The latest report from The Register has few factual errors but otherwise it’s pretty accurate. There are some comments that are short and/or factually not correct (or purely sarcastic) because most readers of The Register are outsiders to all this. “I can’t imagine it’s being very productive in the past couple of years,” one person wrote, “for an EU body…”

No, the EPO is not an EU body. There are a few other comments there which we would rather skip, but here is a handful of quoteworthy ones:

vote in a suitable replacement

could interfere with plans to vote in a suitable replacement for Battistelli when his term runs out in 2018:

By which time Battistelli will have re written the rules so that only people whose surname starts with a B and have been approved by the current President can stand.

That’s what more and more people now suspect and worry about.

Here is a more ‘radical’ approach:

Time to bin the EPO and create a replacement

I think it’s clear that the EPO is horribly injured and should be humanely euthanised.

Like people on a poorly led open source project, if the staff in the EPO were given the option to move to a new organisation I imagine they would take it.

I can see the talk in capitals around Europe being along the lines of “well, whatever we do let’s not setup another supranational organisation like the EPO”.

Knowing ICANN’s scandals, one person wrote this:

Battistelli’s fallback position

If he gets ousted at EPO eventually, I’m sure he’d be welcome to join ICANN’s board.

Then there’s this:

Above the law

No organisation, and certainly no individual, should ever have that much power. It’s utterly obscene, especially given that the organisation in question is just a glorified business operation, not some life-or-death public utility.

Not only does the totalitarianism of the EPO urgently require intervention, but the whole concept of “immunity” from any sort of accountability, due to some bogus and outmoded diplomatic protocol, needs to be not just reviewed but summarily abolished.

Benjamin Henrion said, “you cannot sue the EPO for maladministration, can you?”

One cannot sue the EPO for anything, unless it lifts its own immunity. We covered this a couple of years ago when the EPO threated to sue yours truly, a blogger. WIPO does something similar right now.

“We hear that yet more complaints to ECHR might soon be made, not just by SUEPO but also individuals who are EPO staff.”Henrion responded to this tweet from Dr. Luke McDonagh, who had retweeted Abel & Imray, adding: “European Patent Office being brought before the European Court of Human Rights (p.s. law students, remember neither is an EU institution!)”

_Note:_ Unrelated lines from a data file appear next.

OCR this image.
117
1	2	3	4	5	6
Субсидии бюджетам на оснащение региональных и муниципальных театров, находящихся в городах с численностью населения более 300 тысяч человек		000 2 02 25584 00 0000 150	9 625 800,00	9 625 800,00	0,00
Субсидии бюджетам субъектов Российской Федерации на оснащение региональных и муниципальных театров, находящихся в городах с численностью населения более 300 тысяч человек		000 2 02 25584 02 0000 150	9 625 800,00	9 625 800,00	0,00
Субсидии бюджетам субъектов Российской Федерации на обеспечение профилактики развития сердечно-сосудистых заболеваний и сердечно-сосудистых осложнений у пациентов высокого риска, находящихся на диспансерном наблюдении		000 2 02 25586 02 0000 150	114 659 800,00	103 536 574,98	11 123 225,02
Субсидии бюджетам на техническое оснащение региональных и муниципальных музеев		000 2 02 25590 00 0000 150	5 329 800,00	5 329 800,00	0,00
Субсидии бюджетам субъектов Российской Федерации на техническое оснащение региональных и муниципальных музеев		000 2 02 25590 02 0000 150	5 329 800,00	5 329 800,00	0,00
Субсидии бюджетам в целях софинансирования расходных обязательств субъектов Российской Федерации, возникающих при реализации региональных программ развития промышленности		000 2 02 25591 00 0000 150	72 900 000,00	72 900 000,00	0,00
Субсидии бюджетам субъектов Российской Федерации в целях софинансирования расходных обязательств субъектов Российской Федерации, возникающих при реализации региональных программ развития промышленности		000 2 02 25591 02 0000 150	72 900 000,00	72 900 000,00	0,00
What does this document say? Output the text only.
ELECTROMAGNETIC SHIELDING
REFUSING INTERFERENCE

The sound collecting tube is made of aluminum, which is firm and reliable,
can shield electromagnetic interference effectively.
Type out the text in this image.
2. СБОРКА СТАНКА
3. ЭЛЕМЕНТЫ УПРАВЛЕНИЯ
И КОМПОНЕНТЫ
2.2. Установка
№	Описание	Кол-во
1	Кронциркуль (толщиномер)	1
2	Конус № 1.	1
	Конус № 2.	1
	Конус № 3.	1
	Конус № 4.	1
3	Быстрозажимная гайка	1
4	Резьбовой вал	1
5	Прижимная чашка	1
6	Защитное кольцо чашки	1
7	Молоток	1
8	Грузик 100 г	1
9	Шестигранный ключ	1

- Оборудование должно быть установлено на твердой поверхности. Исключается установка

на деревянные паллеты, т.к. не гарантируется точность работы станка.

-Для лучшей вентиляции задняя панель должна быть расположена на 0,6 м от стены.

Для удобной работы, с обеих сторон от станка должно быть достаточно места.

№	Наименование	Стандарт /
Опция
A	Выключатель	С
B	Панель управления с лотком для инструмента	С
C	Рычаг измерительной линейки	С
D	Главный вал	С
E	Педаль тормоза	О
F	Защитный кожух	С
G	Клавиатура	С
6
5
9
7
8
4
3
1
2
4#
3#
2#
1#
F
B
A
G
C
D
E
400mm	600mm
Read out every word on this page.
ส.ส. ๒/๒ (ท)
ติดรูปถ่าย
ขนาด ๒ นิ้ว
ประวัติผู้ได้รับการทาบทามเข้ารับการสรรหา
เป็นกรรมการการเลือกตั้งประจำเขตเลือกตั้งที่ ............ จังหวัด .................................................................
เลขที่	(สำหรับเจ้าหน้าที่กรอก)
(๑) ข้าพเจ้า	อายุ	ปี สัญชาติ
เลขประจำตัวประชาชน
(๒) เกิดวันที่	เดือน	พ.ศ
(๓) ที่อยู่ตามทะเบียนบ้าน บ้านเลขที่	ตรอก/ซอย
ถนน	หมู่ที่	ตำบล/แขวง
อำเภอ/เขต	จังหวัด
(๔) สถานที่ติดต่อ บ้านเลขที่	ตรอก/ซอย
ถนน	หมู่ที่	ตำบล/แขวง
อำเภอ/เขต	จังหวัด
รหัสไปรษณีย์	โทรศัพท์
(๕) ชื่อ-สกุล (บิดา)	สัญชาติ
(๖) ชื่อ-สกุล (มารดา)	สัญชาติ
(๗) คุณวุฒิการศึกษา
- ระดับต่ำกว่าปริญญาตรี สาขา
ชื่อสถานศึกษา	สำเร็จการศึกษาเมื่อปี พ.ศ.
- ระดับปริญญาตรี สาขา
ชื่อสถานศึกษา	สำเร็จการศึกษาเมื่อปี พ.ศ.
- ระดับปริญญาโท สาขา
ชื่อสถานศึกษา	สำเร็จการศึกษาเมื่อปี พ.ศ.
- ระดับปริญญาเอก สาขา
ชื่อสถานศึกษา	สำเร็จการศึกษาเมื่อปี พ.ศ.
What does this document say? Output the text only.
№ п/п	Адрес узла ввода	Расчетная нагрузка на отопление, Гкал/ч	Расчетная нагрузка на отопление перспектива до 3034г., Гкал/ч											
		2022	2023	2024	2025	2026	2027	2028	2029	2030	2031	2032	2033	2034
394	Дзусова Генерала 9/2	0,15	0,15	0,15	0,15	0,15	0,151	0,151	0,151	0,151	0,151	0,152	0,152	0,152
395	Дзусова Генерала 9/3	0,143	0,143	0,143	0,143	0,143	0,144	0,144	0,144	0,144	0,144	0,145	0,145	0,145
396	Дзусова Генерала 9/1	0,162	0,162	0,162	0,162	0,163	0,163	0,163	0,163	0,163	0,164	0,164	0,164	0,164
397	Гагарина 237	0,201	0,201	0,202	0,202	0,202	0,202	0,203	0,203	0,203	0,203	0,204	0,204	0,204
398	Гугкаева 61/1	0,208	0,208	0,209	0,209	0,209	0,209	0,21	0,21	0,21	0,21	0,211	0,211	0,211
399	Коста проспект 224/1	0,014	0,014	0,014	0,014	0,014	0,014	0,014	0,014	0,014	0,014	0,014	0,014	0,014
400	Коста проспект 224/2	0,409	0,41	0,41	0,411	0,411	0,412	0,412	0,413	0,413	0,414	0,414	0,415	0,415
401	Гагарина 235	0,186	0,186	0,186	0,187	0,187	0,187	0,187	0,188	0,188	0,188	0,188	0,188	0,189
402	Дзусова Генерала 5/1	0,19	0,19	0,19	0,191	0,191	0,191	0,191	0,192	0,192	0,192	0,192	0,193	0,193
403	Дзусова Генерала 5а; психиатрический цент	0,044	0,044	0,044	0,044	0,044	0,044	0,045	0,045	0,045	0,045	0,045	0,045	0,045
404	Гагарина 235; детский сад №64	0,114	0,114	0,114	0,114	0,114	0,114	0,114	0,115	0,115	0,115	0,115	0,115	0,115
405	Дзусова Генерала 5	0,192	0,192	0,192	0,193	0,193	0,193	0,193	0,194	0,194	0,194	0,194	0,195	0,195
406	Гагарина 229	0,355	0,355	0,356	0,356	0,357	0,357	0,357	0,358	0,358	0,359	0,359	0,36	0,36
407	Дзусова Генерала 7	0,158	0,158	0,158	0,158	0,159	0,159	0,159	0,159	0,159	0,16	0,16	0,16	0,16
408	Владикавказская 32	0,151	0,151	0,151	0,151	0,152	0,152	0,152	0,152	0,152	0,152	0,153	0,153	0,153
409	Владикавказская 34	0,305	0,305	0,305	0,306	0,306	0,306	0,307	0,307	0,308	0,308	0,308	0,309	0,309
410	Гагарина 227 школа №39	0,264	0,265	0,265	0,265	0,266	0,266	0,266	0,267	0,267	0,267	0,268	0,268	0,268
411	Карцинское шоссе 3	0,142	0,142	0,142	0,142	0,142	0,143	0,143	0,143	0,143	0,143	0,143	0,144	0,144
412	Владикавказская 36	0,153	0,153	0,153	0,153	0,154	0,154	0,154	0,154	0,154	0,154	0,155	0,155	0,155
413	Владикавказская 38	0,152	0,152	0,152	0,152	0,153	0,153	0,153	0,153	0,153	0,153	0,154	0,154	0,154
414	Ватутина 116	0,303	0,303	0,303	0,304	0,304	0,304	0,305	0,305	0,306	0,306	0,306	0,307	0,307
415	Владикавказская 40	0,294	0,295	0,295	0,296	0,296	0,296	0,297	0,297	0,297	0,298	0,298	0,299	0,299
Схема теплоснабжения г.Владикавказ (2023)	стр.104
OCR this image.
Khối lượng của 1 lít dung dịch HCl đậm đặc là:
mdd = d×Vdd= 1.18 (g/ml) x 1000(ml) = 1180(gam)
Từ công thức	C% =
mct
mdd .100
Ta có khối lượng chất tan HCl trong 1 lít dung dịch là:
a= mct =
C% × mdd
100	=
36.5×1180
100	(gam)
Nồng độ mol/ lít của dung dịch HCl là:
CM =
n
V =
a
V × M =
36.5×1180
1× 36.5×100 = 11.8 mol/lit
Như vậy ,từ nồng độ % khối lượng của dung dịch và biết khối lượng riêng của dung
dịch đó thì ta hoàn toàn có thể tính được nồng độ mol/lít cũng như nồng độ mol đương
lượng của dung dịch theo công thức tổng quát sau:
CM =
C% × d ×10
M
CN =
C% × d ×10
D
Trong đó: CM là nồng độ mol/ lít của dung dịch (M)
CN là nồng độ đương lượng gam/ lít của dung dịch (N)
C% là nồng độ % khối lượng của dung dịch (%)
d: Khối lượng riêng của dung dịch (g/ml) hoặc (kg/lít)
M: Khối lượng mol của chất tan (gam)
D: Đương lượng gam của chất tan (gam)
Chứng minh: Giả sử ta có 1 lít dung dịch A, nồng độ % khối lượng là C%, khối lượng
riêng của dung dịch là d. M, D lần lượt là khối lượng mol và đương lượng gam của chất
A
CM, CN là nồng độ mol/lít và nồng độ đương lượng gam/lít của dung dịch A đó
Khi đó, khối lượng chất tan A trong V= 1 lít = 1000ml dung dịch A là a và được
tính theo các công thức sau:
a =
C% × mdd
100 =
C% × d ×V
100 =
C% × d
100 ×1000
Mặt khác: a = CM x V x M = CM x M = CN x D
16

As we noted recently, ILO part of the issue at hand. ILO too is immune and it’s failing to fulfill its mission which is assuring justice in other international institutions.

We certainly hope that the European Court of Human Rights (ECHR) will recognise that it has a big mess in its hands. It ought to decide to seriously take on the matter, albeit it can take up to 3 years for a final determination to be made (by which point SUEPO might be altogether squashed and EPO layoffs eliminate the remainder of the representatives). We hear that yet more complaints to ECHR might soon be made, not just by SUEPO but also individuals who are EPO staff/former staff.

As a new comment put it minutes ago: “Nice news, but comes too late. Apparently suepo is dead: there will not be enough candidates for the staff committee (deadline is the 15th and candidates are lacking). Without elected representatives in the staff committee, suepo will not be present in meetings with the president, since they are not recognized as a union. Expect the rate of reforms to accelerate. Expect the pension reform to be implemented this summer without input from the staff.”